I saw an article yesterday that said Mexican flags at protests are a pretty normal sight in California,  going back at least as far as the farm worker strikes in the 1960s. I was unaware of that since I've never lived there, as are probably most people outside California.  It's has been used historically as a symbol for racial equality and workers' rights.


The cars being targeted are all self-driving.  This is not the first time or place that people have seized an opportunity to destroy those things.  They should be illegal IMO.

I was waiting for someone to point this out.

Put the question to google and you will find numerous articles explaining the issue well - and now they want to distract to stop the talk about the Mexican flag because the idiots have realized that all it does is to provide an education to Americans unfamiliar with the history of the Mexican flag in the US.

The entire Mexican flag conservative outrage completely backfired because millions of Americans who became curious about the issue learned that it was completely manufactured outrage betting on ignorance of the public.

Being Mexican-American and flying the Mexican flag at a protest against bigoted government attacks on one's community checks all the right boxes, and displaying national flags in order to show appreciation and pride in one's cultural heritage is about as American as it gets.

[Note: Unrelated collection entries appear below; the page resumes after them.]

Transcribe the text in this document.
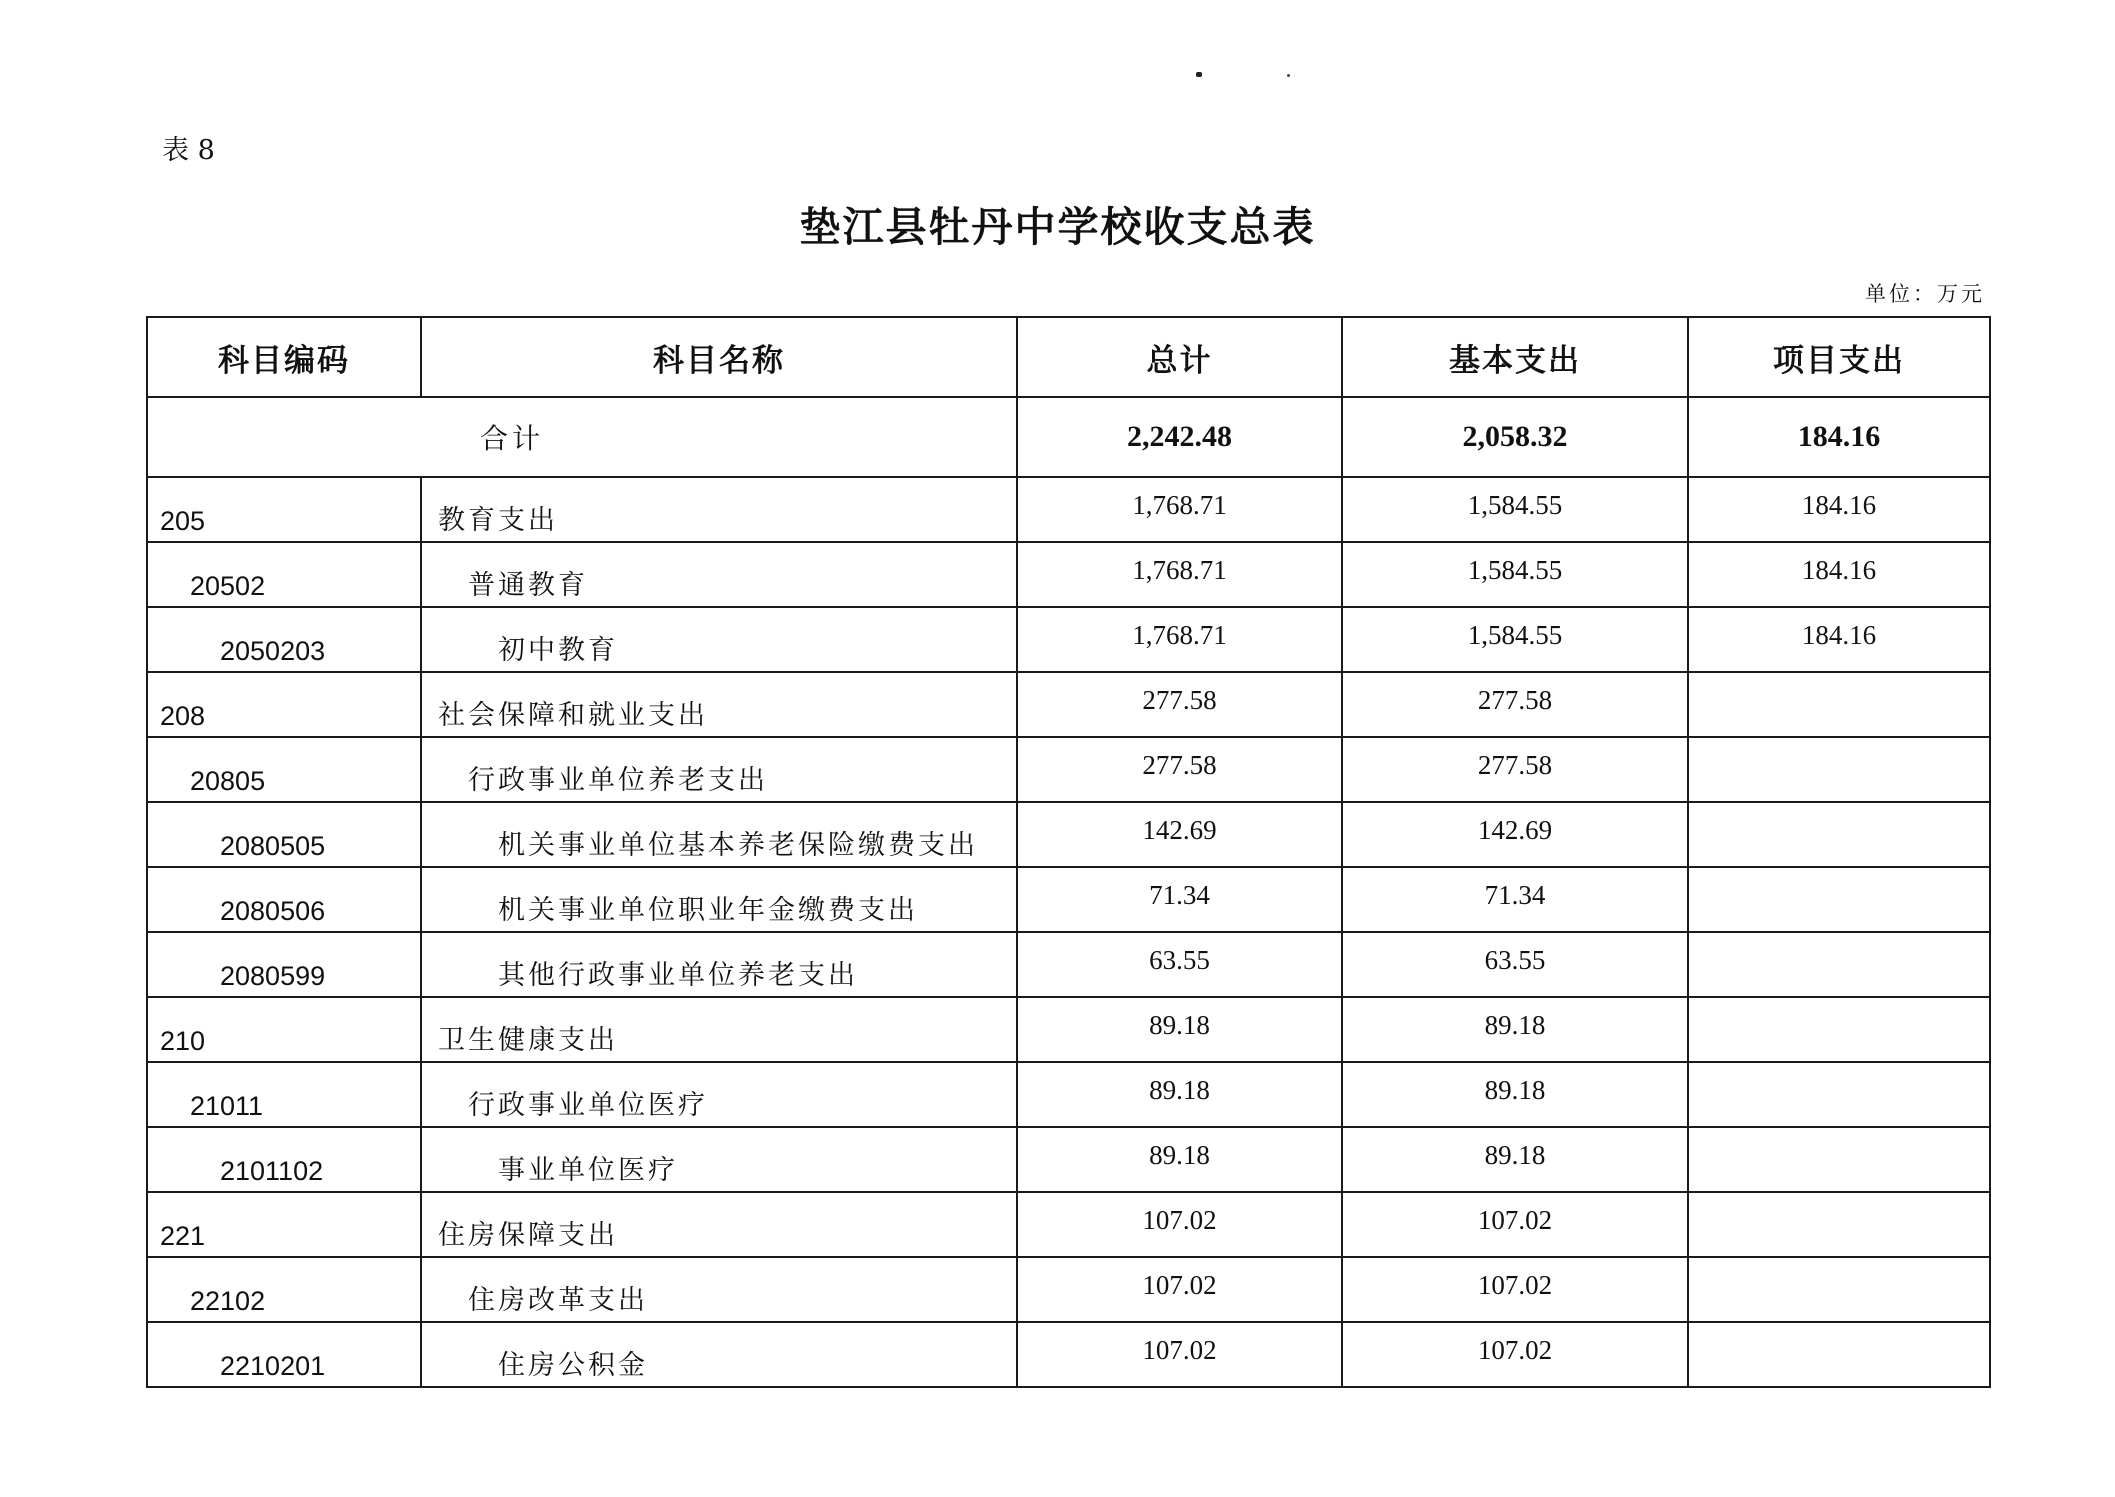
表 8
垫江县牡丹中学校收支总表
单位：万元
科目编码	科目名称	总计	基本支出	项目支出
合计		2,242.48	2,058.32	184.16
205	教育支出	1,768.71	1,584.55	184.16
20502	普通教育	1,768.71	1,584.55	184.16
2050203	初中教育	1,768.71	1,584.55	184.16
208	社会保障和就业支出	277.58	277.58	
20805	行政事业单位养老支出	277.58	277.58	
2080505	机关事业单位基本养老保险缴费支出	142.69	142.69	
2080506	机关事业单位职业年金缴费支出	71.34	71.34	
2080599	其他行政事业单位养老支出	63.55	63.55	
210	卫生健康支出	89.18	89.18	
21011	行政事业单位医疗	89.18	89.18	
2101102	事业单位医疗	89.18	89.18	
221	住房保障支出	107.02	107.02	
22102	住房改革支出	107.02	107.02	
2210201	住房公积金	107.02	107.02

Of course, if the group doing it is not considered white by the white supremacist/fake patriot set, it is painted as not being sufficiently patriotic and clearly not made up by real Americans.

Overall, provoking bigot outrage by flying a Mexican flag with its complex historical background and more recent association with pro-immigrant sentiment is politically savvy as it is possible for members of the group to come together for various reasons that extend over the entire political spectrum.

Happy NO KINGS day and don't forget to bring your Mexican flag!

WOW, you appear to be a rather angry person.  You do release others can have a different perception without being white supremacist or some other radical outlier?

I see no anger in that comment. Can you point it out specifically?

I read it again. You are correct. I skimmed over a bit too quickly and misunderstood the statement.  I have removed the comment.  Thanks for asking and my apologies to PeteD01.